Apolemichthys xanthurus has a body with a cream background colour with a network of dark lines on the scales creating a lattice pattern over this. The edges of the body are a solid dark colour. The caudal fin is bright yellow while the dorsal and anal fins are black with a white margin. Like the closely related Apolemichthys xanthotis this species has a yellow spot on the upper preoperculum but the black on the head does not extend as far as this spot, contrasting less with its background. The juveniles have a wide black band running over the eye and an oblique area of black on the back, this patch fades as the fish matures. The dorsal fin contains 14 spines and 17–19 soft rays while the anal fin has 3 spines and 17–18 soft rays. This species attains a maximum total length of 15 cm.

==Distribution==
Apolemichthys xanthurus is found in the Indian Ocean. It occurs in the Mascarenes, the Maldives, Sri Lanka and the eastern coast of India. It has been recorded off Myanmar and Thailand and reported from Sulawesi.

==Habitat and biology==
Apolemichthys xanthurus is typically encountered as solitary individuals or in pairs at depths of 5 to 85 m on coral and rocky reefs. They feed on a variety of crustaceans, sponges and algae.

==Systematics==
Apolemichthys xanthurus was first formally described in 1950 as Holacanthus xanthotis by the British naturalist Edward Turner Bennett (1797–1836) with the type locality given as Sri Lanka. Its specific name xanthurus means "yellow tail" and refers to the yellow tail which also gives this species one of its common names. Within the genus Apolemichthys this species seems to be more closely related to A. griffisi of the Western Pacific Ocean and the allopatric A. xanthotis of the Indian Ocean. This species is thought to have hybridised with A. trimaculatus, the resulting hybrids being described as A. armitagei.

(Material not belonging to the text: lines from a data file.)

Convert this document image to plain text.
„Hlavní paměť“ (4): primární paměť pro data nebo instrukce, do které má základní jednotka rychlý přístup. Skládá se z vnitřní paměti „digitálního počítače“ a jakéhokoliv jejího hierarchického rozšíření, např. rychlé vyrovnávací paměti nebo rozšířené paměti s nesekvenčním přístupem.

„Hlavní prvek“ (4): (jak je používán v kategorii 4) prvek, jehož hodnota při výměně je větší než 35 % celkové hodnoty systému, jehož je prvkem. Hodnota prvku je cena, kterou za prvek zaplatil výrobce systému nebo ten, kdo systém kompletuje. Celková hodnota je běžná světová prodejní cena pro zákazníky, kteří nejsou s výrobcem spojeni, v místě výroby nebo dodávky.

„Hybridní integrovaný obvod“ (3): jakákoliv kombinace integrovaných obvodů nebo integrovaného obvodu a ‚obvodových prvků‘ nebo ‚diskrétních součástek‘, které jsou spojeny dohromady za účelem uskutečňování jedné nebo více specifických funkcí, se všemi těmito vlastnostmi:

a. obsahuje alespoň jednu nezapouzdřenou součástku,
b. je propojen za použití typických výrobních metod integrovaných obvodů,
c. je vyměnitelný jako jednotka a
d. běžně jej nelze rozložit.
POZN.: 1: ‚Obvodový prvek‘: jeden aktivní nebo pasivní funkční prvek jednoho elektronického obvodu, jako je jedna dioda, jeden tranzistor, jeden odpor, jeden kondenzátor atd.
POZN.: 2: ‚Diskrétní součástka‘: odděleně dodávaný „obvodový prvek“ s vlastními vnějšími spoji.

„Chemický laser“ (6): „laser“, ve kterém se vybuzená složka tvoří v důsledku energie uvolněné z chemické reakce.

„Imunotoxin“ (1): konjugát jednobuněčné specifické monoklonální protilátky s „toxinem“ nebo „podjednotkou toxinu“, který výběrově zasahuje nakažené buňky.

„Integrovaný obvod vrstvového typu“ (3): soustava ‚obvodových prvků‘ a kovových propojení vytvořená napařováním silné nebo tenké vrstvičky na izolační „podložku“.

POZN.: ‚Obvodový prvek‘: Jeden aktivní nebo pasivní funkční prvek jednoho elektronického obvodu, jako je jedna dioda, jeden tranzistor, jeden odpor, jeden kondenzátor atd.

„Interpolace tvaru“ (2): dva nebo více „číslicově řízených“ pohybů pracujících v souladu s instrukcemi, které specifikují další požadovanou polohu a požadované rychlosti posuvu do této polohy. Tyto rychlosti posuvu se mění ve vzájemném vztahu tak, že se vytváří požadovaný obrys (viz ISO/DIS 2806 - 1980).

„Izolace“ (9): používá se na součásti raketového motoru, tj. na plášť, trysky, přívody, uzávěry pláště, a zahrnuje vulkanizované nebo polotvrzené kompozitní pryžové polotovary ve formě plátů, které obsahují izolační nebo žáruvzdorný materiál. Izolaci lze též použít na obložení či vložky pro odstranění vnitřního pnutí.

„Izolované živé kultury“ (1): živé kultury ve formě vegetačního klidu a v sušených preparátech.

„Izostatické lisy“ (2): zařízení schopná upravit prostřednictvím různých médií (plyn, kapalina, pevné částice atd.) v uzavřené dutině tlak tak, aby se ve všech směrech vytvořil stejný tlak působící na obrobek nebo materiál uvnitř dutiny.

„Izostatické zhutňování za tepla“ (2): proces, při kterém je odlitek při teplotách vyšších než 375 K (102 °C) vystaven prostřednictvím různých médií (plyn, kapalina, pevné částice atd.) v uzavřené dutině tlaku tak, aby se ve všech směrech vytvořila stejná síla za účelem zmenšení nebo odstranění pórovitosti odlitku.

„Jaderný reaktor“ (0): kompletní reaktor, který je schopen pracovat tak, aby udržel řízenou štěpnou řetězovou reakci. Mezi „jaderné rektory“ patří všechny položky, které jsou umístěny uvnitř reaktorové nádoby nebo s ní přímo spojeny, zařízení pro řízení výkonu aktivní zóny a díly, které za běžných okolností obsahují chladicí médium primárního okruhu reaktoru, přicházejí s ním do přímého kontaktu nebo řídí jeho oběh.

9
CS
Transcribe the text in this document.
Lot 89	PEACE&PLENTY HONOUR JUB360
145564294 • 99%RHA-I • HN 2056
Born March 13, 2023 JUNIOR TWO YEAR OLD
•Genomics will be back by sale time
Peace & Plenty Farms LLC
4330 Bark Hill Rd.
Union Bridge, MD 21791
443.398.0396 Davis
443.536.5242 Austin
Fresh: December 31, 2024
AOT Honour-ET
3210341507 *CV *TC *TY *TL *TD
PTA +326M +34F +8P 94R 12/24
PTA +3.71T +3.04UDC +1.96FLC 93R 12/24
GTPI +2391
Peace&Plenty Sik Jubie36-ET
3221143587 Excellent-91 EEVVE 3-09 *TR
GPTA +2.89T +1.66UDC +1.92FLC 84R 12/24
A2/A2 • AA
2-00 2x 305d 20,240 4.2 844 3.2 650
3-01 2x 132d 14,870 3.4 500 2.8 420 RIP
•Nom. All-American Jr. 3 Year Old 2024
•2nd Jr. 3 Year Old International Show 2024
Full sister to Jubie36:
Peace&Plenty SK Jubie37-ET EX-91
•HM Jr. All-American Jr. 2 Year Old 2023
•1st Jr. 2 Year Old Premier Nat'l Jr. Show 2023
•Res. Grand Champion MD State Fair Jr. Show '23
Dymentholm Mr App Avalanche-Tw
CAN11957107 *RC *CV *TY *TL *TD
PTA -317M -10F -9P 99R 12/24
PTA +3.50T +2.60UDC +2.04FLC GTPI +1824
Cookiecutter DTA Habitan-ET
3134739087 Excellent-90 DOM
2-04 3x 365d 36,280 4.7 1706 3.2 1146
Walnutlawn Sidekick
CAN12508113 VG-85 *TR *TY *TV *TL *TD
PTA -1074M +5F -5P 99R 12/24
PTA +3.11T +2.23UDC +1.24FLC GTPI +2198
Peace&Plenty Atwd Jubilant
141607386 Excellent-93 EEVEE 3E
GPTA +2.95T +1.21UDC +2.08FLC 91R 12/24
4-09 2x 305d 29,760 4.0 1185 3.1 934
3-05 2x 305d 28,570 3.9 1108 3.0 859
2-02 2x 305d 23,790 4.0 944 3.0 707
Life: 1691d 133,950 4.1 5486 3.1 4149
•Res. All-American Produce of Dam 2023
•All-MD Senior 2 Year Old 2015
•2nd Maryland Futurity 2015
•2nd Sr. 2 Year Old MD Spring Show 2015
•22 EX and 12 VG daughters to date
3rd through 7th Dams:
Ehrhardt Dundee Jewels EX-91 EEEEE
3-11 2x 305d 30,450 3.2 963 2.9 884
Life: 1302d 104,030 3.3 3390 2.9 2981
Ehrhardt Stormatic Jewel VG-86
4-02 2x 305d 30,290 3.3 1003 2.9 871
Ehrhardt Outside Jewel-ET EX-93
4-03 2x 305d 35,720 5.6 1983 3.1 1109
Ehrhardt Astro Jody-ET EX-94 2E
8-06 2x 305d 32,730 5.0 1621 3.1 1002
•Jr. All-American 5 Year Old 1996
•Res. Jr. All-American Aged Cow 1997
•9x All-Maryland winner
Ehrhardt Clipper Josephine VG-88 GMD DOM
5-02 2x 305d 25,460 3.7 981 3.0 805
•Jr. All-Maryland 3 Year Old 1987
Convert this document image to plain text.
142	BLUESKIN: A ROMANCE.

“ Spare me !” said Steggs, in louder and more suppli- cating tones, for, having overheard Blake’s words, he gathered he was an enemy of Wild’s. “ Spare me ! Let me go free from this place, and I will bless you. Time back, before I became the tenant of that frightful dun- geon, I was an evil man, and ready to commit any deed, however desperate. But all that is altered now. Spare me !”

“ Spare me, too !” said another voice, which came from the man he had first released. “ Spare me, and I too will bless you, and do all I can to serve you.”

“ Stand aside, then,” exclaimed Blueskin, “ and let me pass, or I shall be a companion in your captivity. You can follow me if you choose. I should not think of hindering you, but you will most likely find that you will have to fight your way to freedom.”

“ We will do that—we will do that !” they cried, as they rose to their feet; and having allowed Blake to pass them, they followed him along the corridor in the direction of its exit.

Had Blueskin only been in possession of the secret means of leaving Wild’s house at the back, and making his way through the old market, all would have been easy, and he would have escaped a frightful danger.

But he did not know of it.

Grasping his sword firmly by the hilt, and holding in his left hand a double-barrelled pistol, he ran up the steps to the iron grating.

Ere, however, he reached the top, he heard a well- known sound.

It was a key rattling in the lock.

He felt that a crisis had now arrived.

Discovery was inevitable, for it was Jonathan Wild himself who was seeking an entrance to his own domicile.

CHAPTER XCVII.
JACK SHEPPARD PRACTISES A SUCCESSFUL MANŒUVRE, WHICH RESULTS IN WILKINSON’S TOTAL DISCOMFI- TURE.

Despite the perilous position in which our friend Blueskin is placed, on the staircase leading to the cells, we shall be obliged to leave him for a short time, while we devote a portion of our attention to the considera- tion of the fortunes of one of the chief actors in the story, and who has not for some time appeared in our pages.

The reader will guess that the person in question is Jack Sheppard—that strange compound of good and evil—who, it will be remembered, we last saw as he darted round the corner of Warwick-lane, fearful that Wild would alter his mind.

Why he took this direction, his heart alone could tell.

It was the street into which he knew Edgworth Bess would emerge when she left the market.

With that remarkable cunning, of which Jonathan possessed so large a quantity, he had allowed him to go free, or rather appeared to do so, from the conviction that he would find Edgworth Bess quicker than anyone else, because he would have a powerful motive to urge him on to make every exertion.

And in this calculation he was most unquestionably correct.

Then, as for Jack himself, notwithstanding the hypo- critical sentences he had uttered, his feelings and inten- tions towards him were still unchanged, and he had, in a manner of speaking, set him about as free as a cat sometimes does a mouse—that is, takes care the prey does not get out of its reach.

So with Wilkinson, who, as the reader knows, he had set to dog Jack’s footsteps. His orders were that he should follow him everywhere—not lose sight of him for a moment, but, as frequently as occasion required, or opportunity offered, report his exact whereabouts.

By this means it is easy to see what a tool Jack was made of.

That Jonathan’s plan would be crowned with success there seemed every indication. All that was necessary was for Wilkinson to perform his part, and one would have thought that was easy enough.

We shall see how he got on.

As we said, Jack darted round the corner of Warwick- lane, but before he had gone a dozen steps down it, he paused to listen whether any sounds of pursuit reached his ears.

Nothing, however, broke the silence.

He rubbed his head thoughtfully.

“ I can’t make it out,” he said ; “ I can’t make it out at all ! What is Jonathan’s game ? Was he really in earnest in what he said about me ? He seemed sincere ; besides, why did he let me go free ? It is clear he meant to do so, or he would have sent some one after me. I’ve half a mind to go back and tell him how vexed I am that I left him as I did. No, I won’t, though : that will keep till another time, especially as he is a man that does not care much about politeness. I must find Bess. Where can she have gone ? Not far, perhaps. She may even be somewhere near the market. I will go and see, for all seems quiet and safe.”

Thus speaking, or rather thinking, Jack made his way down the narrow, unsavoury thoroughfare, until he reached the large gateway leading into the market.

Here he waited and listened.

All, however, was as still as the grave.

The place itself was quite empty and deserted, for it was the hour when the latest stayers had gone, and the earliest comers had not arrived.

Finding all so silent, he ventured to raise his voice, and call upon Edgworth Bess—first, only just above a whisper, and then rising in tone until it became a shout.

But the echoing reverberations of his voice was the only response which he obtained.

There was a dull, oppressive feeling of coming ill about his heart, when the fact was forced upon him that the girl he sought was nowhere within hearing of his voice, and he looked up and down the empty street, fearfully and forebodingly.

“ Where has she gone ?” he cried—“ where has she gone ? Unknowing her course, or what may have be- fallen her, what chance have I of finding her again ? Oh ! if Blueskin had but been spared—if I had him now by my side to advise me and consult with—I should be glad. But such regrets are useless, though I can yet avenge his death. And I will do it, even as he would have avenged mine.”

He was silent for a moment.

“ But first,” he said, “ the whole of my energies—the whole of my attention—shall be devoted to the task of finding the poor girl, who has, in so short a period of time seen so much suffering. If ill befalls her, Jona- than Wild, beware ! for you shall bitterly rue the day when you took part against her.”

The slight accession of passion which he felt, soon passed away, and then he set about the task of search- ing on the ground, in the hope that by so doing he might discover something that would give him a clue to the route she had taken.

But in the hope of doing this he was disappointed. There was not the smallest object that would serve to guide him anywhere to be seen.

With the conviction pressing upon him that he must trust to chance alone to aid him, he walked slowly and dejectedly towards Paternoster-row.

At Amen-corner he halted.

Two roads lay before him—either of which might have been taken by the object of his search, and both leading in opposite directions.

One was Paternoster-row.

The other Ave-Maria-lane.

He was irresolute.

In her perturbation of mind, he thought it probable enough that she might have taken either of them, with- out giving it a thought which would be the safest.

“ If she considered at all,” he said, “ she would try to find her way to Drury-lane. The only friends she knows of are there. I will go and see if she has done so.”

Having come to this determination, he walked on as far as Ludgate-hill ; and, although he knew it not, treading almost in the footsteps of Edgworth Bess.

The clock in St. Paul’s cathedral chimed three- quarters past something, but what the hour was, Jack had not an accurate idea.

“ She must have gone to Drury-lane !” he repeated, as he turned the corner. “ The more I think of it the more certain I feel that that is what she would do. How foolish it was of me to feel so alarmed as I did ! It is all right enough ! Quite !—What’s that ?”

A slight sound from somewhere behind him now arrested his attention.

==Utilisation and conservation status==
Apolemichthys xanthurus is common in the aquarium trade and among the marine angelfishes it is one of the hardiest and easiest to maintain in captivity. Collection from the wild is limited, only 100 were allowed to be exported from the Maldives in 2003, and is not considered a threat to the species which is categorised as Least Concern by the IUCN.